Ficelle
27 septembre 2017
Photos: Benoit Guenot
Text: Palmyre d'Anthenaïse
Sur la route. Toujours sur la route. Ne pas se retourner. Choisir ses étapes. Et ne jamais venir les mains vides.
Retour de primeur 2016 à Bordeaux, au château La Dominique, rooftop party avec Lignac, Gagnaire et les clefs du châteaux. Saint Emilion mon amour.
Petit détour par Nantes, boire quelques vins natures, what’else?! Et coup de téléphone aux copains:
« Alors t’es où ? » Toujours cette putain de question..
« À Nantes avec Brice Poil, on sur la fin d’une cuvée de Michel Isally, je vais dormir là je pense et vous rejoindre demain ma… »
« Allez débarques ! On est à la maison, Fléchettes et Brel à fond ! »
« J’arrive ! »
Vroum. Ligne Blanche. Lumière rouge. La croix en Touraine. Triple quatorze. Walou. Black-out.
Debout avant les premiers rayons du soleil, deux brocantes sur le chemin, on ne sait jamais, il y aura peut être un petit Clos Rougeard ou un grand Chenin.
Début d’après midi la cour se réunit, on accueille la cuisse royale et on prépare la corde pour là pendre en place public. Gigot ficelle copain ! Plat signature de la maison. Combien de fois l’énorme cheminée a fait rougir de plaisir cette merveilleuse gambette ?
Round 1: La cuisson. La quoi ?!
Et là c’est le pugilat. Un vrai démocratie: Cause toujours.
« 6 heure comme la dernière fois ! »
« 7h, mais a tout les coups on mangera a 1h du matin, bien déchiré ! »
« 8 »
Bon on le lance en début d’après midi, vu le mode de cuisson ça risque pas d’être trop cuit. Ça se fera à la couleur, à l’odeur, nos sens primaires seront les juges.
Round 2: Fini de rigoler, direction le coffre de la voiture, entre la pelle, le seau et les restes d’un Mcdo, j’extirpe une caisse en bois contenant un mix du tonnerre de dieu ! Un truc pour convertir toutes les chapelles: Tu supportes plus le conventionnel ? Comment résister à un Musigny 1989 de chez Comte de Voguë?
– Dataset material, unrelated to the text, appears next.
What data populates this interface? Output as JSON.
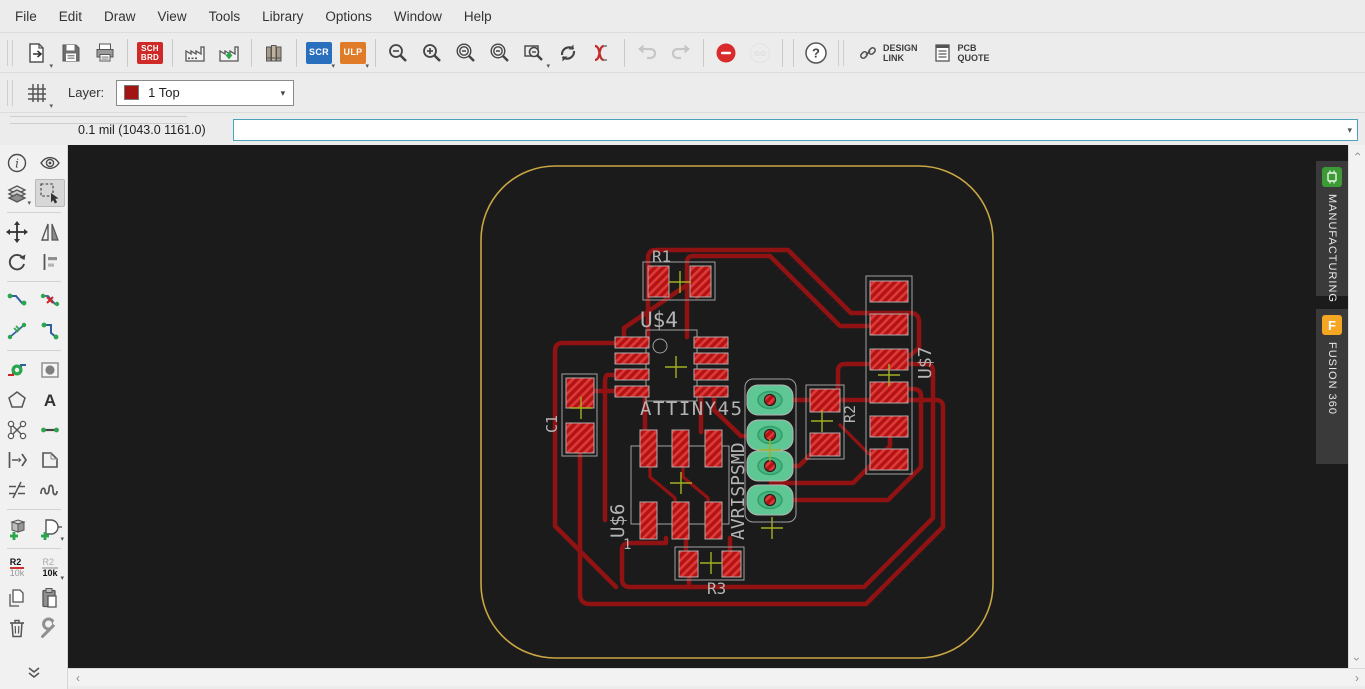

Tu ne comprends pas le vin nature ? Comment ne pas devenir dingue sur une cuvée Cosmic Débris de La Petite Commanderie ?
La table est posée, les bouteilles ouvertes, le diner se fera sous le cerisier en fleur. Des tartes sont en préparations: tatin de tomates et beternut/sauge. Mamamia ! Le tableau est beau, tout y est, enrobé de l’odeur délicieuse qui s’échappe de la cuisine.
De nouvelles voitures arrivent, les copains sont tous là, les enfants se toisent, timides, se sourient et filent a travers champs. Les verres se remplissent et le soleil nous quitte doucement.
Fuck that’s delicious ! Comme dirait l’autre. La cuvée BB du domaine Partida Creus, véritable délire espagnol, entre Tarragone et Barcelone, a ce pouvoir de provoquer un panel infini de réactions: ça va de l’incompréhension au coup de foudre.
Certains vont se rassurer dans les bras d’un échezeaux de Renée Engel de 1991, classic shit !
Les magnums s’enchaînent: Nuit d’Ivresse 14, Les Bournais de Chidaine, Autrement et encore du domaine Les terres Promises, rouge sur blanc tout fout le camp, organique sur chimique c’est polémique.
La nuit tombe et très vite le froid à raison de la tablée. On se rapatrie près de la cheminée. La grande pièce est investi et la table est à nouveau dressée. La cuisse est toujours là, au bout du file, peignée régulièrement d’huile, d’herbes et surtout de baisers.
Un combo magique se met alors en place, rond croix triangle: Nina Hagen 99 luftballons X Mephisto du domaine de l’Ecu. C’est le choc! Partez tous et laissez moi avec ces deux là, ici et maintenant. l’Allemande et le cabernet franc, bim bam boom, feu d’artifice, profondeur des abysses, charme insolent, folie douce!
Peut-être que c’est là, ici, à ce moment précis, que l’on vit les moments rares et précieux. Quand une odeur, une saveur, un accord, relie l’essentiel.
Le gigot à fini par être prêt, vers minuit, parfait comme toujours, régulier, tendre, charmeur.
Prendre la route, s’enivrer, s’aimer, se trahir, se haïr et finalement se retrouver.